Bar Bouncer Called 911 to Help Assaulted Woman. A Week Later, He Was Out of a Job

"I couldn't believe that he was stating that to me."

A California bar bouncer says he was fired after calling 911 for a woman who had just been assaulted.

Joe Navarrete used to work every other weekend at Slick's, a bar in Norco, California. While he was working May 9, a woman covered in blood and barely able to talk, approached him from the street.

Image source: KABC-TV

"She was trying to but she was just so hysterical... All I understood was that she fought off a rape, and right away, my first instinct was to call 911 for her," Navarrete told KABC-TV.

Navarrete said the 911 operator instructed him to stay with the woman. He told the Riverside Press-Enterprise that he and other security officers working that night took turns monitoring the 20-something woman until an ambulance arrived.

“I told Joe I’m on his side,” Enrique Rosales, the head bouncer on duty that night, said.

The woman was taken to a nearby hospital and treated for non-life-threatening injuries.

Police said 21-year-old James Allen Schneider physically assaulted the woman, taking her purse and cellphone. Schneider allegedly threatened to sexually assault the woman just before she managed to escape to Slick's, about a half-mile from where the incident took place.

Navarrete said bar owner Simon Fangary later told him that he shouldn't have called for help because it wasn't the bar's responsibility and that the woman should have called 911 herself.
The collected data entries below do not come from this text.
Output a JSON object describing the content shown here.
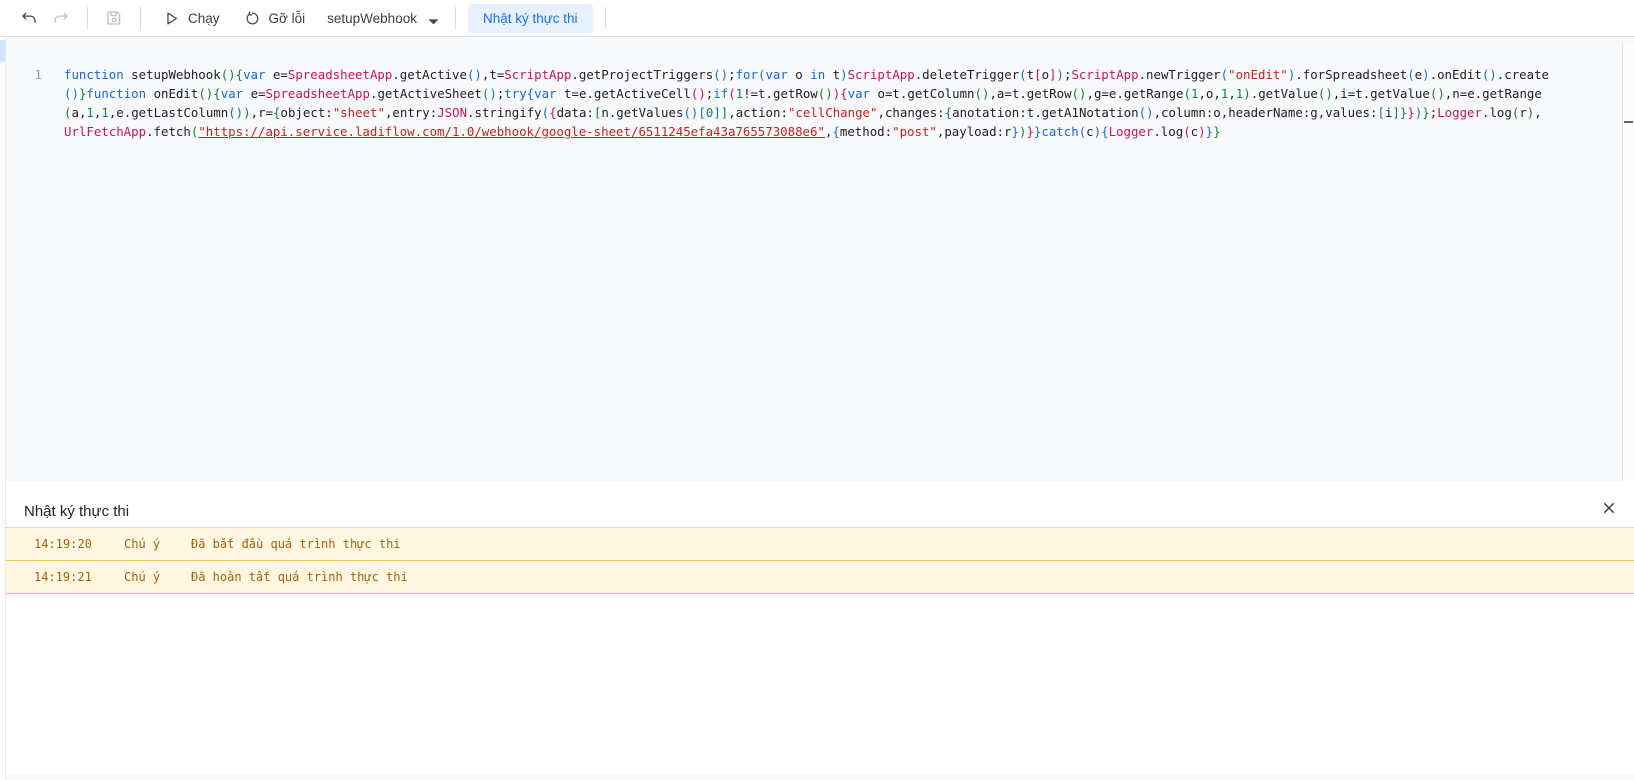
{
  "toolbar": {
    "run_label": "Chạy",
    "debug_label": "Gỡ lỗi",
    "function_name": "setupWebhook",
    "log_button_label": "Nhật ký thực thi",
    "icons": [
      "undo-icon",
      "redo-icon",
      "save-icon",
      "run-icon",
      "debug-icon",
      "chevron-down-icon"
    ],
    "accent_color": "#1a73e8",
    "log_button_bg": "#e8f0fe"
  },
  "editor": {
    "line_number": "1",
    "code_lines": [
      "function setupWebhook(){var e=SpreadsheetApp.getActive(),t=ScriptApp.getProjectTriggers();for(var o in t)ScriptApp.deleteTrigger(t[o]);ScriptApp.newTrigger(\"onEdit\").forSpreadsheet(e).onEdit().create",
      "()}function onEdit(){var e=SpreadsheetApp.getActiveSheet();try{var t=e.getActiveCell();if(1!=t.getRow()){var o=t.getColumn(),a=t.getRow(),g=e.getRange(1,o,1,1).getValue(),i=t.getValue(),n=e.getRange",
      "(a,1,1,e.getLastColumn()),r={object:\"sheet\",entry:JSON.stringify({data:[n.getValues()[0]],action:\"cellChange\",changes:{anotation:t.getA1Notation(),column:o,headerName:g,values:[i]}})};Logger.log(r),",
      "UrlFetchApp.fetch(\"https://api.service.ladiflow.com/1.0/webhook/google-sheet/6511245efa43a765573088e6\",{method:\"post\",payload:r})}}catch(c){Logger.log(c)}}"
    ],
    "syntax_colors": {
      "keyword": "#1967d2",
      "builtin": "#c2185b",
      "string": "#c5221f",
      "number": "#098658",
      "default": "#202124",
      "bracket_levels": [
        "#188038",
        "#1a6fc4",
        "#c2185b"
      ]
    },
    "keywords": [
      "function",
      "var",
      "for",
      "in",
      "if",
      "else",
      "try",
      "catch",
      "return",
      "new"
    ],
    "builtins": [
      "SpreadsheetApp",
      "ScriptApp",
      "JSON",
      "Logger",
      "UrlFetchApp"
    ]
  },
  "log_panel": {
    "title": "Nhật ký thực thi",
    "close_icon": "close-icon",
    "warning_bg": "#fdf7e2",
    "warning_border": "#f0c64f",
    "warning_text_color": "#a9600b",
    "rows": [
      {
        "time": "14:19:20",
        "level": "Chú ý",
        "message": "Đã bắt đầu quá trình thực thi"
      },
      {
        "time": "14:19:21",
        "level": "Chú ý",
        "message": "Đã hoàn tất quá trình thực thi"
      }
    ]
  }
}
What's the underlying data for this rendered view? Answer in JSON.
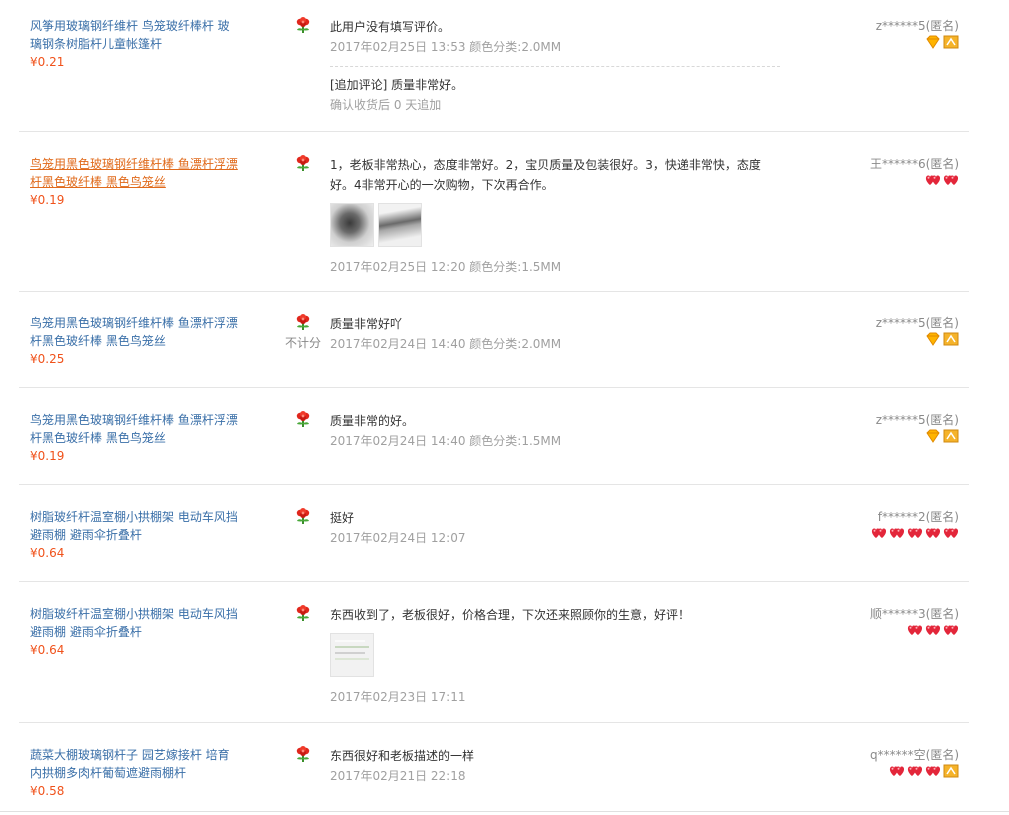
{
  "reviews": [
    {
      "product": "风筝用玻璃钢纤维杆 鸟笼玻纤棒杆 玻璃钢条树脂杆儿童帐篷杆",
      "price": "¥0.21",
      "comment": "此用户没有填写评价。",
      "meta": "2017年02月25日 13:53 颜色分类:2.0MM",
      "append_comment": "[追加评论] 质量非常好。",
      "append_meta": "确认收货后 0 天追加",
      "user": "z******5(匿名)",
      "badges": [
        "diamond",
        "vip"
      ]
    },
    {
      "product": "鸟笼用黑色玻璃钢纤维杆棒 鱼漂杆浮漂杆黑色玻纤棒 黑色鸟笼丝",
      "price": "¥0.19",
      "comment": "1，老板非常热心，态度非常好。2，宝贝质量及包装很好。3，快递非常快，态度好。4非常开心的一次购物，下次再合作。",
      "meta": "2017年02月25日 12:20 颜色分类:1.5MM",
      "user": "王******6(匿名)",
      "badges": [
        "heart",
        "heart"
      ],
      "thumbs": [
        "fishing-rod-photo-1",
        "fishing-rod-photo-2"
      ]
    },
    {
      "product": "鸟笼用黑色玻璃钢纤维杆棒 鱼漂杆浮漂杆黑色玻纤棒 黑色鸟笼丝",
      "price": "¥0.25",
      "comment": "质量非常好吖",
      "meta": "2017年02月24日 14:40 颜色分类:2.0MM",
      "user": "z******5(匿名)",
      "badges": [
        "diamond",
        "vip"
      ],
      "not_counted": "不计分"
    },
    {
      "product": "鸟笼用黑色玻璃钢纤维杆棒 鱼漂杆浮漂杆黑色玻纤棒 黑色鸟笼丝",
      "price": "¥0.19",
      "comment": "质量非常的好。",
      "meta": "2017年02月24日 14:40 颜色分类:1.5MM",
      "user": "z******5(匿名)",
      "badges": [
        "diamond",
        "vip"
      ]
    },
    {
      "product": "树脂玻纤杆温室棚小拱棚架 电动车风挡 避雨棚 避雨伞折叠杆",
      "price": "¥0.64",
      "comment": "挺好",
      "meta": "2017年02月24日 12:07",
      "user": "f******2(匿名)",
      "badges": [
        "heart",
        "heart",
        "heart",
        "heart",
        "heart"
      ]
    },
    {
      "product": "树脂玻纤杆温室棚小拱棚架 电动车风挡 避雨棚 避雨伞折叠杆",
      "price": "¥0.64",
      "comment": "东西收到了，老板很好，价格合理，下次还来照顾你的生意，好评！",
      "meta": "2017年02月23日 17:11",
      "user": "顺******3(匿名)",
      "badges": [
        "heart",
        "heart",
        "heart"
      ],
      "thumbs": [
        "screenshot-photo"
      ]
    },
    {
      "product": "蔬菜大棚玻璃钢杆子 园艺嫁接杆 培育内拱棚多肉杆葡萄遮避雨棚杆",
      "price": "¥0.58",
      "comment": "东西很好和老板描述的一样",
      "meta": "2017年02月21日 22:18",
      "user": "q******空(匿名)",
      "badges": [
        "heart",
        "heart",
        "heart",
        "vip"
      ]
    }
  ]
}
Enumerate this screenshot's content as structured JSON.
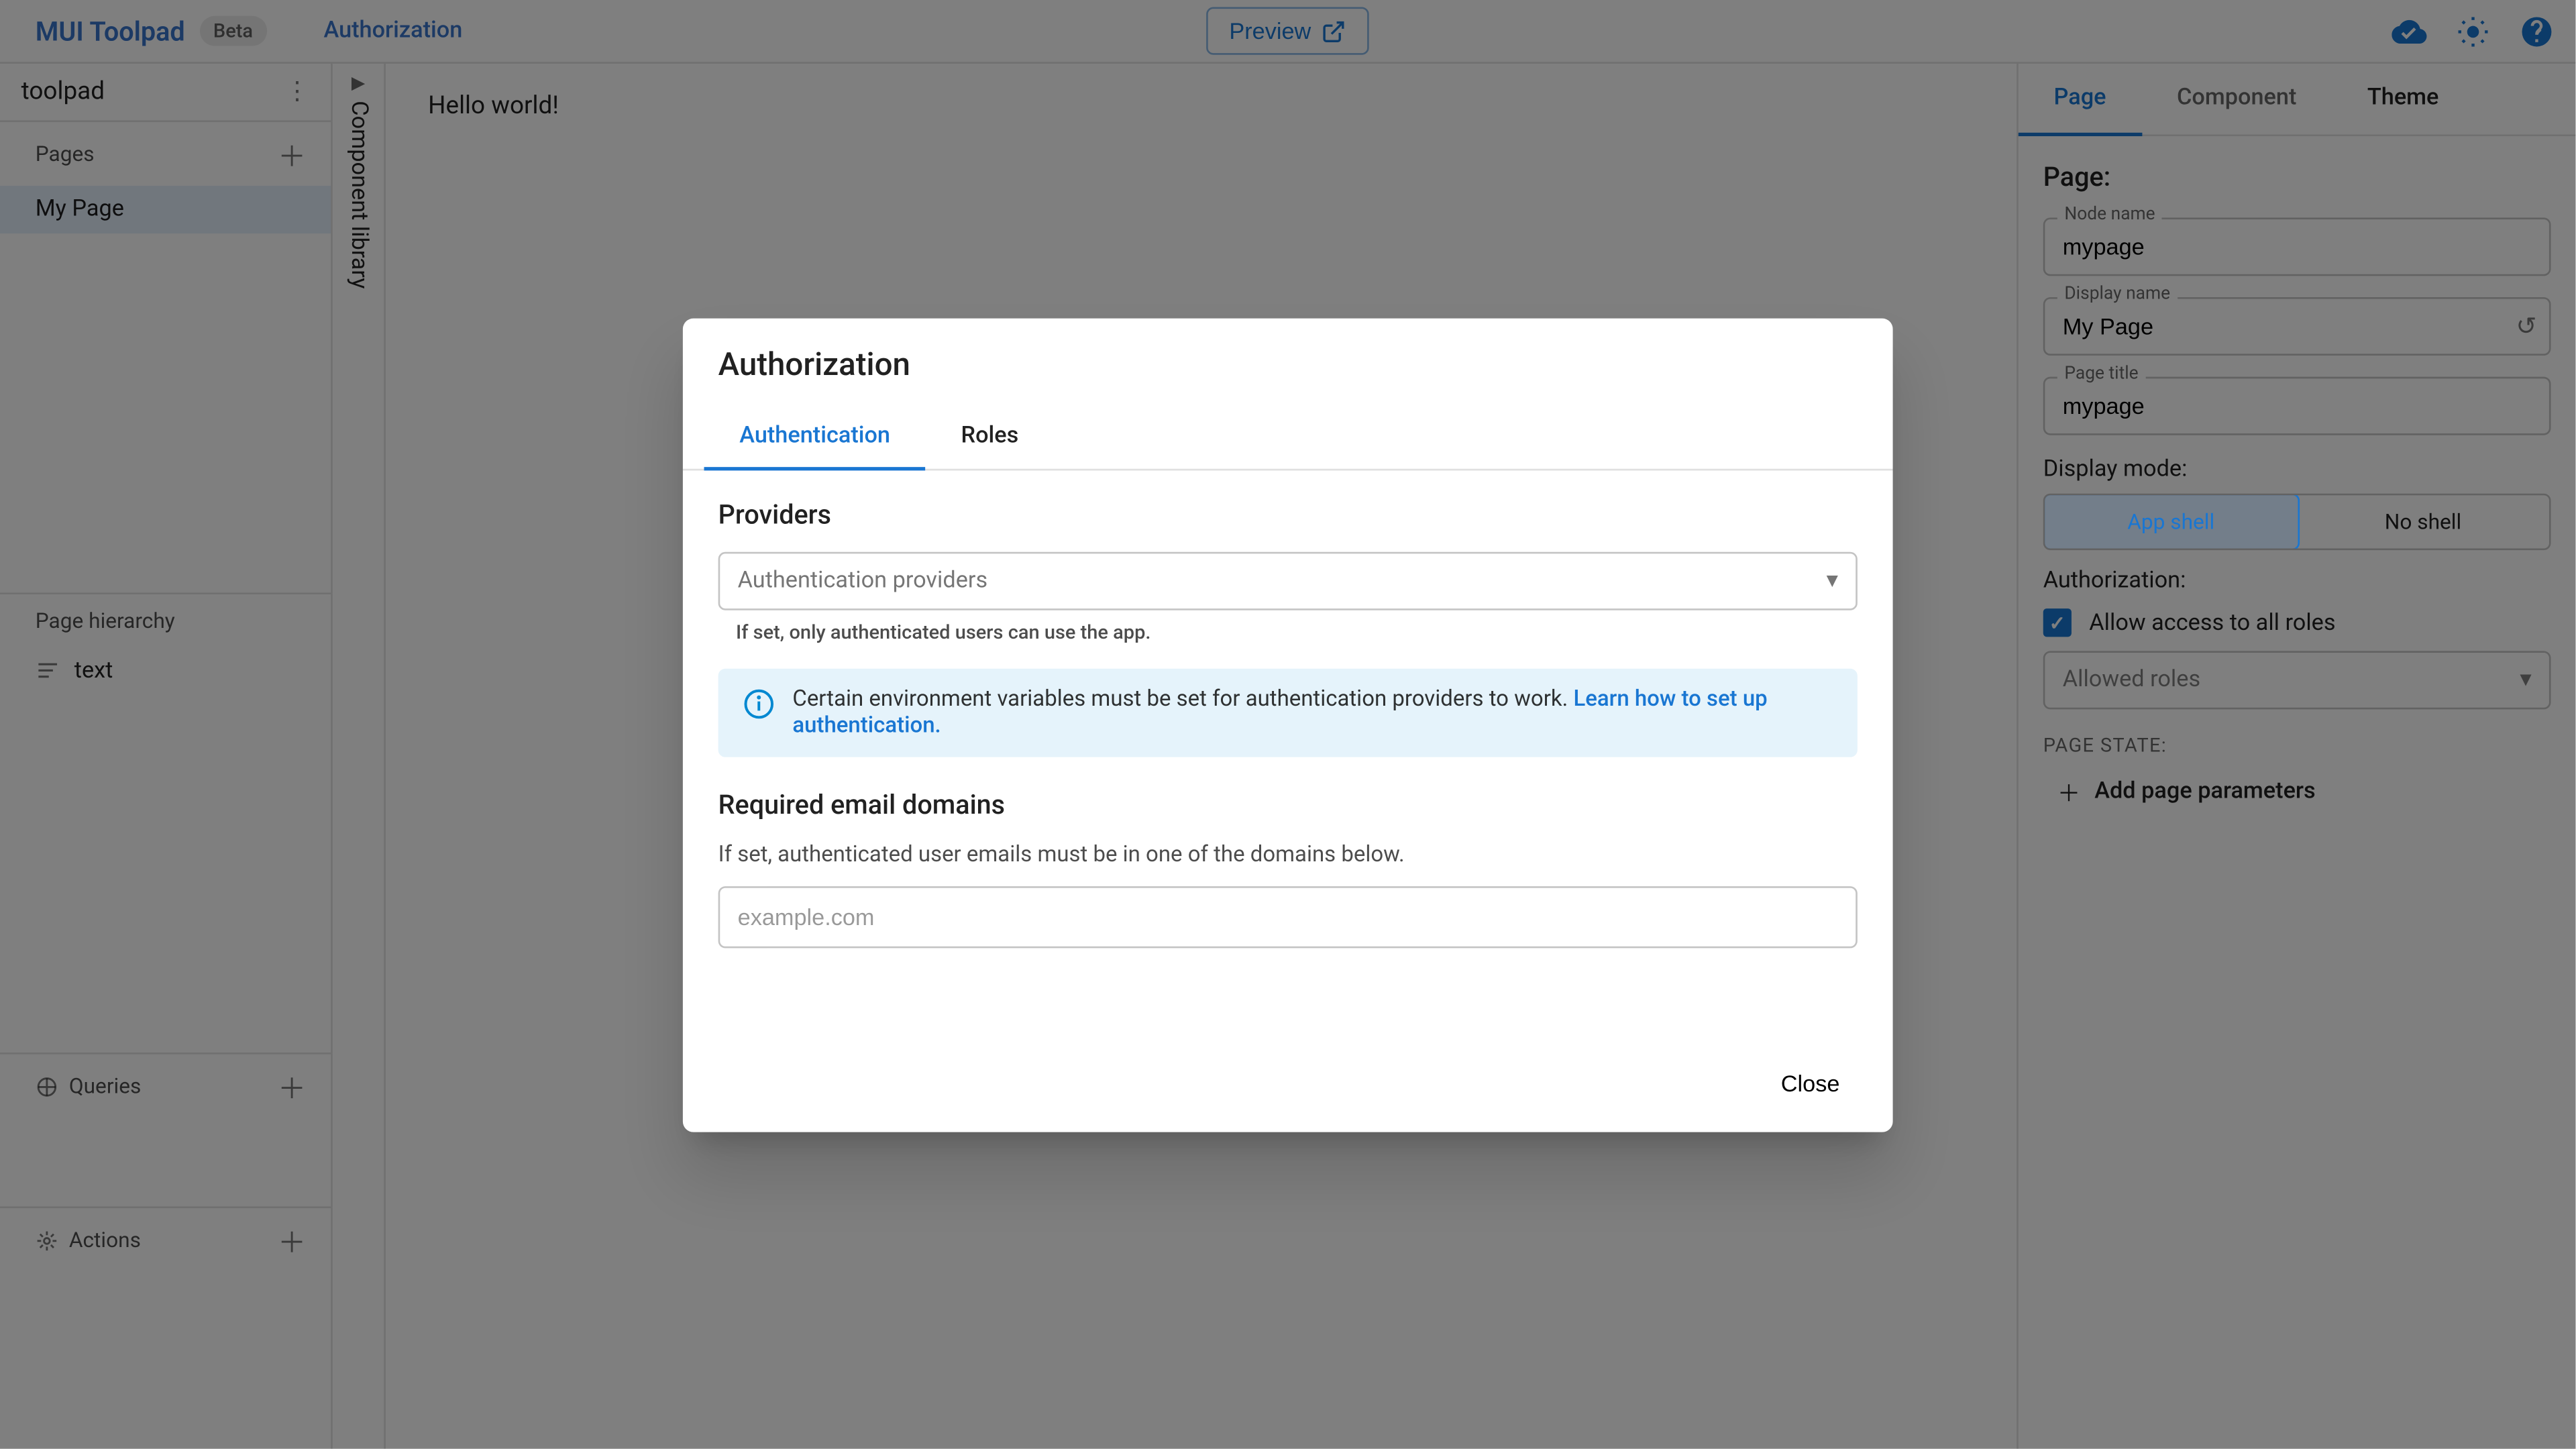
{
  "header": {
    "brand": "MUI Toolpad",
    "beta": "Beta",
    "breadcrumb": "Authorization",
    "preview": "Preview"
  },
  "leftbar": {
    "app_name": "toolpad",
    "pages_label": "Pages",
    "page_item": "My Page",
    "hierarchy_label": "Page hierarchy",
    "hier_item": "text",
    "queries_label": "Queries",
    "actions_label": "Actions"
  },
  "complib": {
    "label": "Component library"
  },
  "canvas": {
    "hello": "Hello world!"
  },
  "rightbar": {
    "tabs": {
      "page": "Page",
      "component": "Component",
      "theme": "Theme"
    },
    "heading": "Page:",
    "node_name_label": "Node name",
    "node_name_value": "mypage",
    "display_name_label": "Display name",
    "display_name_value": "My Page",
    "page_title_label": "Page title",
    "page_title_value": "mypage",
    "display_mode_label": "Display mode:",
    "app_shell": "App shell",
    "no_shell": "No shell",
    "auth_label": "Authorization:",
    "allow_all": "Allow access to all roles",
    "allowed_roles_placeholder": "Allowed roles",
    "page_state": "PAGE STATE:",
    "add_params": "Add page parameters"
  },
  "dialog": {
    "title": "Authorization",
    "tabs": {
      "auth": "Authentication",
      "roles": "Roles"
    },
    "providers_heading": "Providers",
    "providers_placeholder": "Authentication providers",
    "providers_helper": "If set, only authenticated users can use the app.",
    "alert_text": "Certain environment variables must be set for authentication providers to work. ",
    "alert_link": "Learn how to set up authentication.",
    "domains_heading": "Required email domains",
    "domains_desc": "If set, authenticated user emails must be in one of the domains below.",
    "domains_placeholder": "example.com",
    "close": "Close"
  }
}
"I was shocked. I couldn't believe that he was stating that to me," Navarrete told KABC-TV.

A little more than a week later, Fangary called Navarrete and told him he was fired.

Image source: KABC-TV

"Right away, I asked him why, because I called 911?" Navarrete said.

Fangary isn't saying why he fired Navarrete, citing legal reasons, but denied that Navarette was fired for calling 911.

"Over the last 20 years numerous employees called 911 from Slick's and no one was ever fired," Fangray said.

But Naverette said there's "no other reason" other than that he helped a woman who had just been assaulted.

The former bouncer isn't the only one who thinks that's the reason. Others have expressed their anger and disapproval on the bar's Facebook page.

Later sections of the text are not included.